Sayu Yagami subscribed to the church of normality and the uneventful.
She had heard there were other churches; greater faiths than hers. These tall towers stood upon stilts above her head, in order that they might buy a miracle from their gods. She'd strain her neck to see them, standing above her, waving down so that she might come up and view the cosmos for herself.
(Most towers, Sayu found, collapse under their own weight)
They asked her about Kira.
Well, why not? It was the favored conversation for the intellectual party, newer than Machiavelli, more powerful than Napoleon. Kira's been dead for a few years now, but he still could make flirting men look smart.
(It's not that she was a cynic; she just didn't see the excitement in it.)
Kira. Killer. Messiah. Savior. Corpse.
They'd said most of it already. She supposed that she was a little bit different, the daughter of two men not killed by or for Kira but rather against him. It was a little different when one realized that Kira himself was not responsible for all evil that followed in his wake.
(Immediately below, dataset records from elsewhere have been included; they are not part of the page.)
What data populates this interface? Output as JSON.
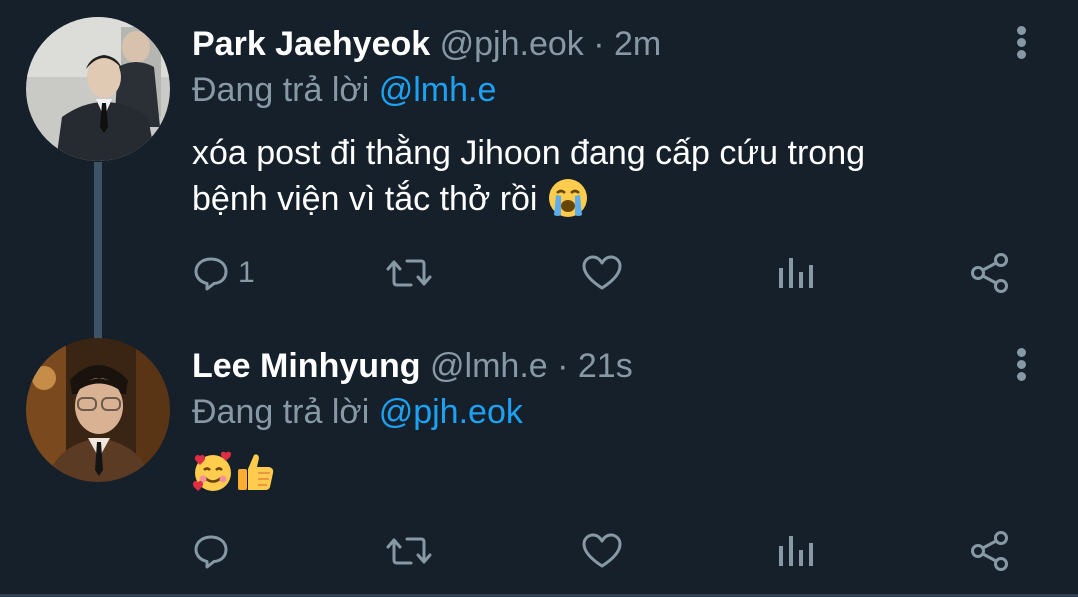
{
  "tweets": [
    {
      "display_name": "Park Jaehyeok",
      "handle": "@pjh.eok",
      "separator": " · ",
      "time": "2m",
      "reply_prefix": "Đang trả lời ",
      "reply_to": "@lmh.e",
      "text_line1": "xóa post đi thằng Jihoon đang cấp cứu trong",
      "text_line2": "bệnh viện vì tắc thở rồi",
      "emojis": [
        "loudly-crying-face"
      ],
      "reply_count": "1"
    },
    {
      "display_name": "Lee Minhyung",
      "handle": "@lmh.e",
      "separator": " · ",
      "time": "21s",
      "reply_prefix": "Đang trả lời ",
      "reply_to": "@pjh.eok",
      "emojis": [
        "smiling-face-with-hearts",
        "thumbs-up"
      ]
    }
  ],
  "colors": {
    "background": "#15202b",
    "text": "#ffffff",
    "secondary": "#8899a6",
    "link": "#1da1f2",
    "thread_line": "#3d5466"
  },
  "icons": [
    "reply-icon",
    "retweet-icon",
    "like-icon",
    "analytics-icon",
    "share-icon",
    "more-options-icon"
  ]
}
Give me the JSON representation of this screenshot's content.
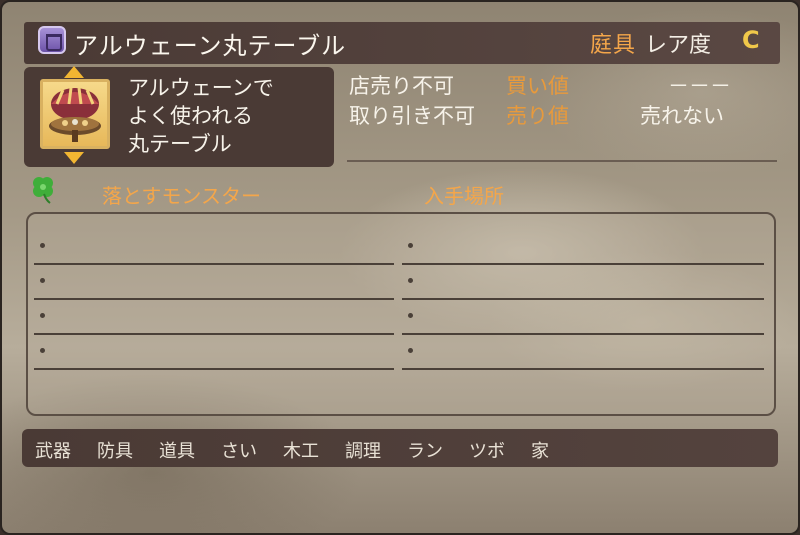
{
  "header": {
    "title": "アルウェーン丸テーブル",
    "type": "庭具",
    "rarity_label": "レア度",
    "rarity_value": "C",
    "category_icon": "furniture-category-icon"
  },
  "item": {
    "description_lines": [
      "アルウェーンで",
      "よく使われる",
      "丸テーブル"
    ],
    "thumb_icon": "round-table-item-icon"
  },
  "trade": {
    "shop_sell": "店売り不可",
    "buy_label": "買い値",
    "buy_value": "－－－",
    "trade": "取り引き不可",
    "sell_label": "売り値",
    "sell_value": "売れない"
  },
  "drops": {
    "monsters_header": "落とすモンスター",
    "location_header": "入手場所",
    "clover_icon": "clover-icon"
  },
  "footer": {
    "categories": [
      "武器",
      "防具",
      "道具",
      "さい",
      "木工",
      "調理",
      "ラン",
      "ツボ",
      "家"
    ]
  },
  "colors": {
    "accent_orange": "#f4a64a",
    "rarity_gold": "#f0c84a",
    "panel_dark": "#4a3a35"
  }
}
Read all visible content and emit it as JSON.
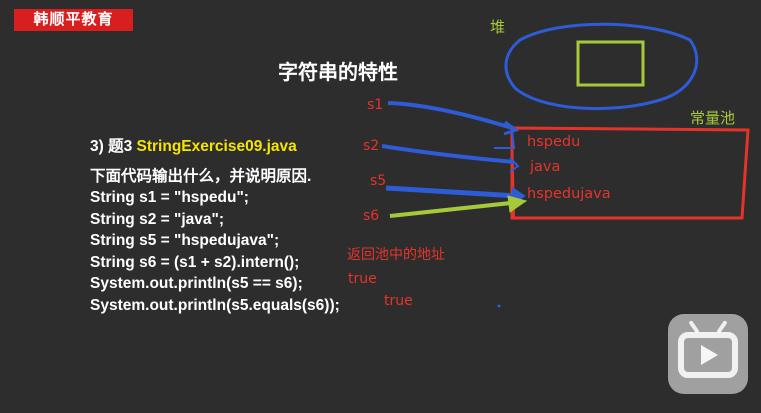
{
  "brand": {
    "label": "韩顺平教育"
  },
  "slide": {
    "title": "字符串的特性",
    "question": {
      "prefix": "3) 题3 ",
      "name": "StringExercise09.java"
    },
    "prompt": "下面代码输出什么，并说明原因.",
    "code_lines": [
      "String s1 = \"hspedu\";",
      "String s2 = \"java\";",
      "String s5 = \"hspedujava\";",
      "String s6 = (s1 + s2).intern();",
      "System.out.println(s5 == s6);",
      "System.out.println(s5.equals(s6));"
    ]
  },
  "annotations": {
    "heap_label": "堆",
    "pool_label": "常量池",
    "refs": [
      "s1",
      "s2",
      "s5",
      "s6"
    ],
    "pool_items": [
      "hspedu",
      "java",
      "hspedujava"
    ],
    "intern_note": "返回池中的地址",
    "result_1": "true",
    "result_2": "true"
  },
  "colors": {
    "brand_bg": "#d81e1e",
    "highlight": "#f5e400",
    "red_ink": "#e6332a",
    "green_ink": "#a6c93a",
    "blue_ink": "#2e5bd6"
  },
  "overlay": {
    "icon": "bilibili-play-icon"
  }
}
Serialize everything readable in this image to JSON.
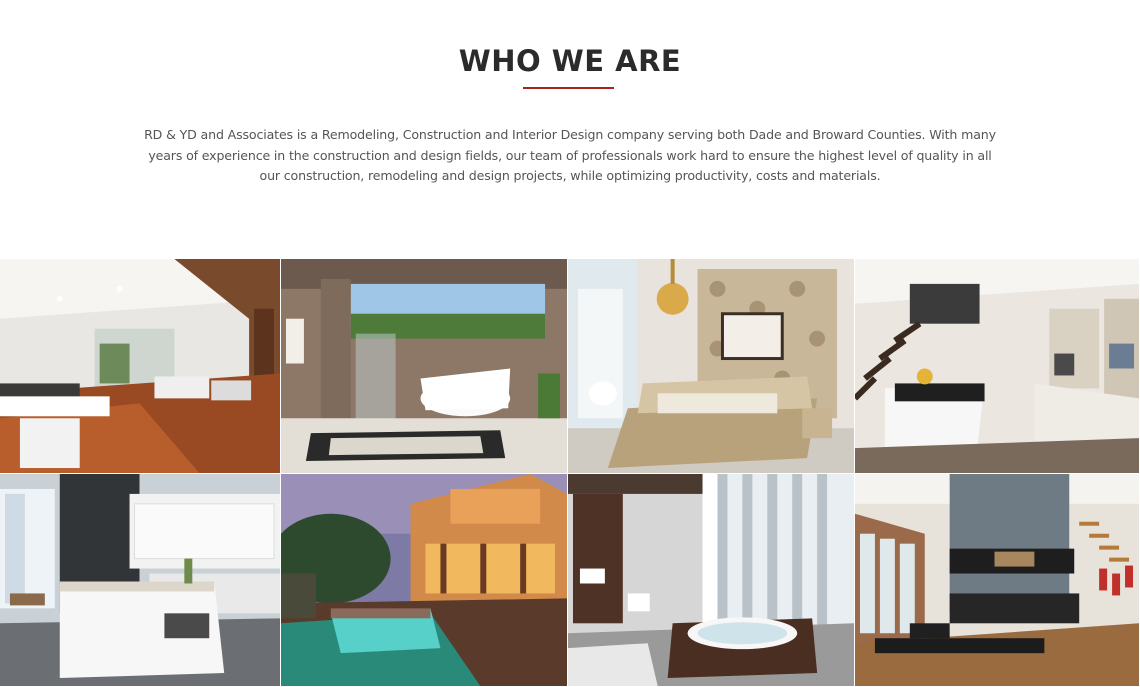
{
  "section": {
    "title": "WHO WE ARE",
    "description": "RD & YD and Associates is a Remodeling, Construction and Interior Design company serving both Dade and Broward Counties. With many years of experience in the construction and design fields, our team of professionals work hard to ensure the highest level of quality in all our construction, remodeling and design projects, while optimizing productivity, costs and materials."
  },
  "colors": {
    "accent": "#a6231e",
    "heading": "#2b2b2b",
    "body_text": "#555555"
  },
  "gallery": {
    "images": [
      {
        "name": "open-living-room-photo"
      },
      {
        "name": "bathroom-bathtub-photo"
      },
      {
        "name": "bedroom-wallpaper-photo"
      },
      {
        "name": "kitchen-staircase-photo"
      },
      {
        "name": "white-kitchen-island-photo"
      },
      {
        "name": "house-pool-night-photo"
      },
      {
        "name": "spa-bathroom-photo"
      },
      {
        "name": "loft-kitchen-photo"
      }
    ]
  }
}
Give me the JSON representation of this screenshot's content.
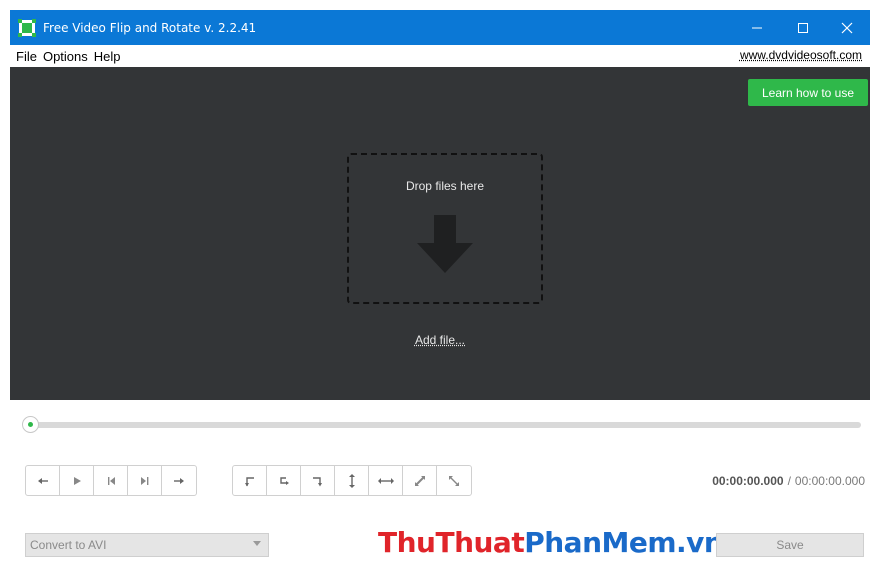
{
  "window": {
    "title": "Free Video Flip and Rotate v. 2.2.41",
    "controls": {
      "minimize": "─",
      "maximize": "☐",
      "close": "✕"
    }
  },
  "menu": {
    "items": [
      "File",
      "Options",
      "Help"
    ],
    "site_link": "www.dvdvideosoft.com"
  },
  "stage": {
    "learn_button": "Learn how to use",
    "drop_text": "Drop files here",
    "add_file": "Add file..."
  },
  "seek": {
    "position": 0
  },
  "playback_buttons": [
    "step-back-icon",
    "play-icon",
    "skip-to-start-icon",
    "skip-to-end-icon",
    "step-forward-icon"
  ],
  "transform_buttons": [
    "rotate-left-icon",
    "rotate-right-icon",
    "rotate-180-icon",
    "flip-vertical-icon",
    "flip-horizontal-icon",
    "transpose-icon",
    "transverse-icon"
  ],
  "time": {
    "current": "00:00:00.000",
    "separator": "/",
    "total": "00:00:00.000"
  },
  "output": {
    "format_value": "Convert to AVI",
    "save_label": "Save"
  },
  "watermark": {
    "part1": "ThuThuat",
    "part2": "PhanMem",
    "part3": ".vn"
  },
  "colors": {
    "titlebar": "#0b78d6",
    "stage_bg": "#333537",
    "accent_green": "#2fb84a",
    "watermark_red": "#e0242a",
    "watermark_blue": "#1a6ac9"
  }
}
(Kira was not Demegawa, not dead policemen, not serial murder, not public television, not L, and not God.)
People didn't listen to explanations like that, so she simplified.
She'd smile at these parties (with these bright eyed eager young men with their cheap intellectual beer) and say that she didn't pick a side when it came to Kira. This always baffled them, how could you not pick a side?
She'd say it was difficult, taking a sip from her own glass to rid herself of the memory of her brother's glassy eyes. Most people tried, seeing the pitfall she did, but most people failed.
Matsuda had tried, poor Matsuda, he was still trying. He'd try to call her (she'd hang up) and on the voice mail she'd hear his pathetic voice declaring that he no longer knew what to do. Matsuda had lately taken to courting the bar scene, in search of some solace at the bottom of his never ending glass. Sometimes she wished him luck, but most of the time she wished he had never been born.
Misa had jumped from the roof of what Matsuda had called "Head Quarters" without a parachute. (Sayu had attended the funeral and she had looked for Light's bowed head among the mourners. He didn't come.)
She hadn't seen the other policemen, her father's friends and brother's allies, but she was certain that they too faced the choice.
There was an illusion, a desperate illusion, that one must choose a side.
(So choose Sayu.)
Kira was a black hole. The closer one came to the event horizon, that zone of miracles called salvation praised Kira be, the more it pulled and tugged on one's essence. Once pulled in there was no escape, no light, only a descent into the bone crushing marrow of the universe. That was the house of God.
There were no choices left at the event horizon.
So saith Takada Kiyomi, Amane Misa, Matsuda Touta, and Yagami Sayu.
Sayu ducked her head and prayed in the safe confines of the church of normalcy and the expected. She suspected that her mother had done the same, they never discussed it. Losing both a son and a husband made it hard to discuss many things with her mother, still the black hole tugs.
She watched the towers of faith crumble and fall and contented herself to watch out for the rubble that might fall on her own head. Best not climb at all.
Don't answer at the parties; Kira isn't worth his own idle rumors. Don't look at the pictures of lost brothers and fathers, they don't fade with time. Don't visit the graves. Don't speak of things best left forgotten with mother. Don't acknowledge the things that are best left dead.
Just bow your head and don't look up.
Author's Note: A very short one-shot that I found after digging through some old files. It probably was intended to be longer, have some sort of plot in there, but I couldn't remember it and liked it well enough to publish it up here anyway. I haven't given Sayu enough attention really, she deserves a little one-shot here or there.